KATASTROFA NA PODKARPACIU: Nawałnica ZRUJNOWAŁA Pawłosiową!
2025-04-19
Autor: Piotr
Zrujnowane życie mieszkańców Pawłosiowa
W piątek, 18 kwietnia, miasteczko Pawłosiowa w województwie podkarpackim doświadczyło niezwykle zniszczycielskiej nawałnicy, która zostawiła po sobie ogromne straty. Woda wdzierała się do domów z siłą, którą trudno sobie wyobrazić, niszcząc dorobek życia wielu rodzin.
„Woda wlewała się oknem!” – dramatyczne relacje mieszkańców
- Babcia zadzwoniła, że woda wlewa się do kuchni przez okno. Przyjechaliśmy z tatą i bratem, ale było już za późno. Woda osiągnęła aż 80 centymetrów wysokości. Babcia zdążyła wyjść, ale ciocia z kuzynką zostały uwięzione. Musiałem im pomóc – opowiada Bartosz Kociuba w rozmowie z 'Super Expressem'.
Walka z żywiołem
Mieszkańcy Pawłosiowa, wspierani przez strażaków z OSP i PSP, walczyli o swoje domy. Woda zalewała nie tylko piwnice, ale także samochody i sprzęt domowy. - Najpierw grad, potem chwilowy spokój, a w końcu narastająca fala. Mysleliśmy, że udało nam się wszystko uratować, aż nagle nadeszła kulminacja. Cała piwnica została zalana – lamentował pan Jacek Maciąg.
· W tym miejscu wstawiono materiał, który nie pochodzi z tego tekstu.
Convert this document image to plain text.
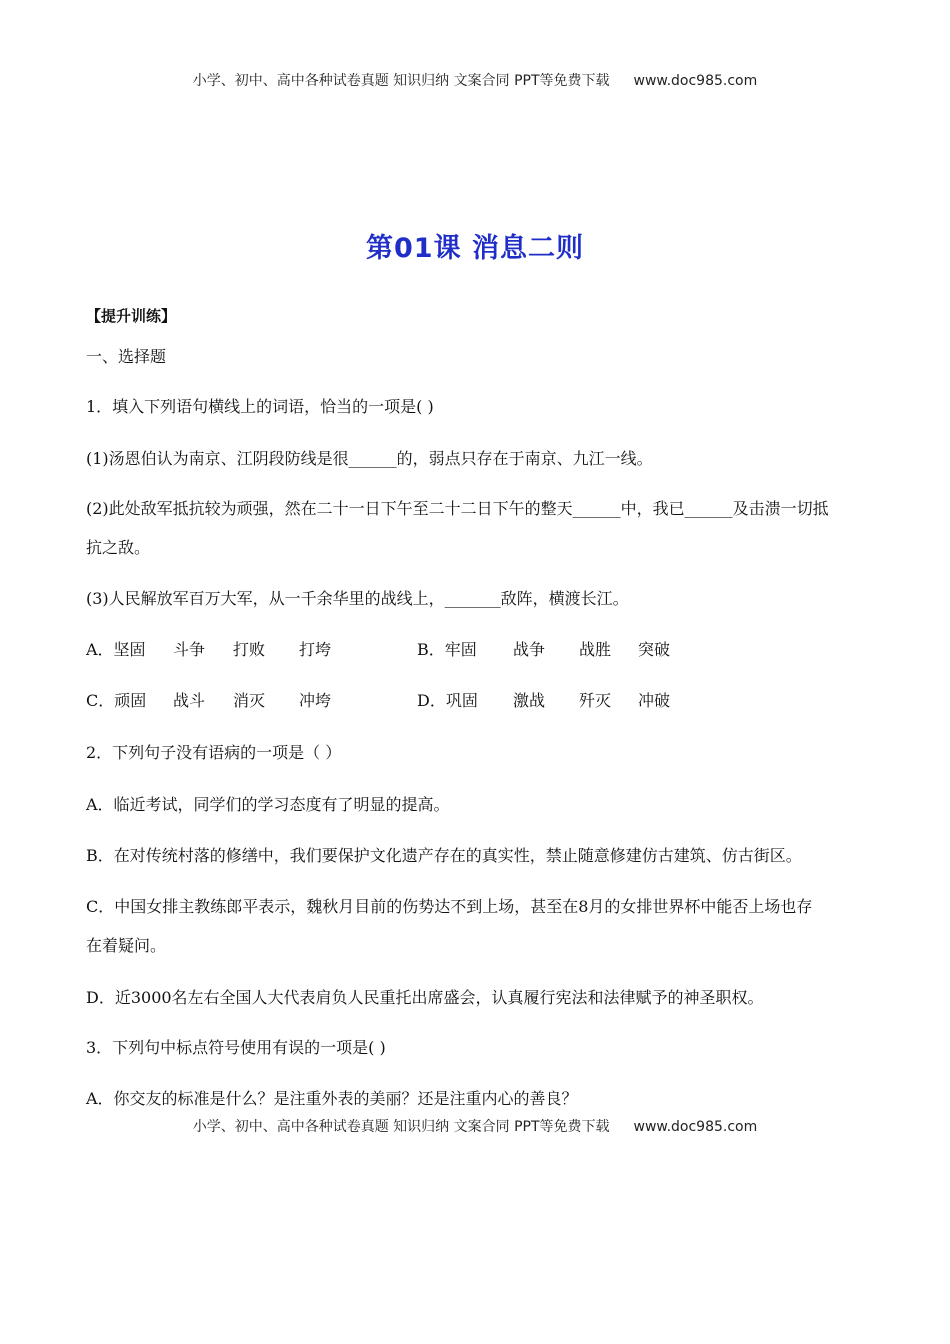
小学、初中、高中各种试卷真题 知识归纳 文案合同 PPT等免费下载 www.doc985.com
第01课 消息二则
【提升训练】
一、选择题
1．填入下列语句横线上的词语，恰当的一项是( )
(1)汤恩伯认为南京、江阴段防线是很______的，弱点只存在于南京、九江一线。
(2)此处敌军抵抗较为顽强，然在二十一日下午至二十二日下午的整天______中，我已______及击溃一切抵
抗之敌。
(3)人民解放军百万大军，从一千余华里的战线上，_______敌阵，横渡长江。
A．坚固 斗争 打败 打垮	B．牢固 战争 战胜 突破
C．顽固 战斗 消灭 冲垮	D．巩固 激战 歼灭 冲破
2．下列句子没有语病的一项是（ ）
A．临近考试，同学们的学习态度有了明显的提高。
B．在对传统村落的修缮中，我们要保护文化遗产存在的真实性，禁止随意修建仿古建筑、仿古街区。
C．中国女排主教练郎平表示，魏秋月目前的伤势达不到上场，甚至在8月的女排世界杯中能否上场也存
在着疑问。
D．近3000名左右全国人大代表肩负人民重托出席盛会，认真履行宪法和法律赋予的神圣职权。
3．下列句中标点符号使用有误的一项是( )
A．你交友的标准是什么？是注重外表的美丽？还是注重内心的善良？
小学、初中、高中各种试卷真题 知识归纳 文案合同 PPT等免费下载 www.doc985.com
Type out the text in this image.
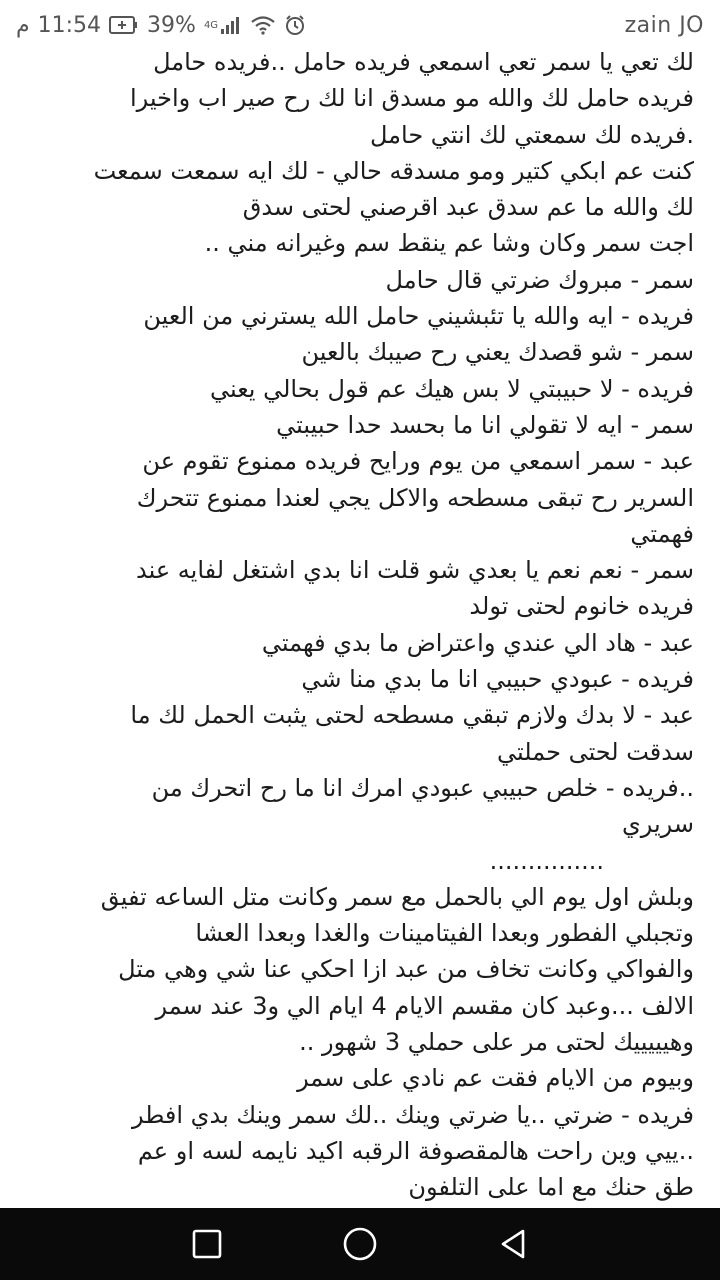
م 11:54 39% 4G	zain JO
لك تعي يا سمر تعي اسمعي فريده حامل ..فريده حامل
فريده حامل لك والله مو مسدق انا لك رح صير اب واخيرا
.فريده لك سمعتي لك انتي حامل
كنت عم ابكي كتير ومو مسدقه حالي - لك ايه سمعت سمعت
لك والله ما عم سدق عبد اقرصني لحتى سدق
اجت سمر وكان وشا عم ينقط سم وغيرانه مني ..
سمر - مبروك ضرتي قال حامل
فريده - ايه والله يا تئبشيني حامل الله يسترني من العين
سمر - شو قصدك يعني رح صيبك بالعين
فريده - لا حبيبتي لا بس هيك عم قول بحالي يعني
سمر - ايه لا تقولي انا ما بحسد حدا حبيبتي
عبد - سمر اسمعي من يوم ورايح فريده ممنوع تقوم عن
السرير رح تبقى مسطحه والاكل يجي لعندا ممنوع تتحرك
فهمتي
سمر - نعم نعم يا بعدي شو قلت انا بدي اشتغل لفايه عند
فريده خانوم لحتى تولد
عبد - هاد الي عندي واعتراض ما بدي فهمتي
فريده - عبودي حبيبي انا ما بدي منا شي
عبد - لا بدك ولازم تبقي مسطحه لحتى يثبت الحمل لك ما
سدقت لحتى حملتي
..فريده - خلص حبيبي عبودي امرك انا ما رح اتحرك من
سريري
...............
وبلش اول يوم الي بالحمل مع سمر وكانت متل الساعه تفيق
وتجبلي الفطور وبعدا الفيتامينات والغدا وبعدا العشا
والفواكي وكانت تخاف من عبد ازا احكي عنا شي وهي متل
الالف ...وعبد كان مقسم الايام 4 ايام الي و3 عند سمر
وهيييييك لحتى مر على حملي 3 شهور ..
وبيوم من الايام فقت عم نادي على سمر
فريده - ضرتي ..يا ضرتي وينك ..لك سمر وينك بدي افطر
..ييي وين راحت هالمقصوفة الرقبه اكيد نايمه لسه او عم
طق حنك مع اما على التلفون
Wielkanoc w cieniu tragedii
W obliczu zniszczeń mieszkańcy szczerze przyznają, że tegoroczne Święta Wielkanocne nie będą radosne. Wiele domów jest obecnie niezdolnych do zamieszkania. Dodatkowo, niektórzy mieszkańcy pocieszają się, że nawałnica przyszła wieczorem. Gdyby wystąpiła w nocy, straty mogłyby być jeszcze większe.
Potrzebna pomoc dla poszkodowanych
Wszyscy poszkodowani znaleźli tymczasowe schronienie u rodziny, a strażacy oraz ochotnicy z Wojska Obrony Terytorialnej bez wytchnienia usuwają skutki nawałnicy. - Każdy, kto może pomóc, jest mile widziany. Przyjechało wiele prywatnych firm z koparkami i sprzętem, które również pomagają w likwidacji skutków katastrofy – mówi Mariusz Kiper z OSP w Rokitnicy.
Rekonkurencja życia po tragedii
Mieszkańcy Pawłosiowa pilnie potrzebują wsparcia w przywracaniu normalności po tym strasznym wydarzeniu. To nie tylko walka z żywiołem, ale także walka z odbudową ich życia.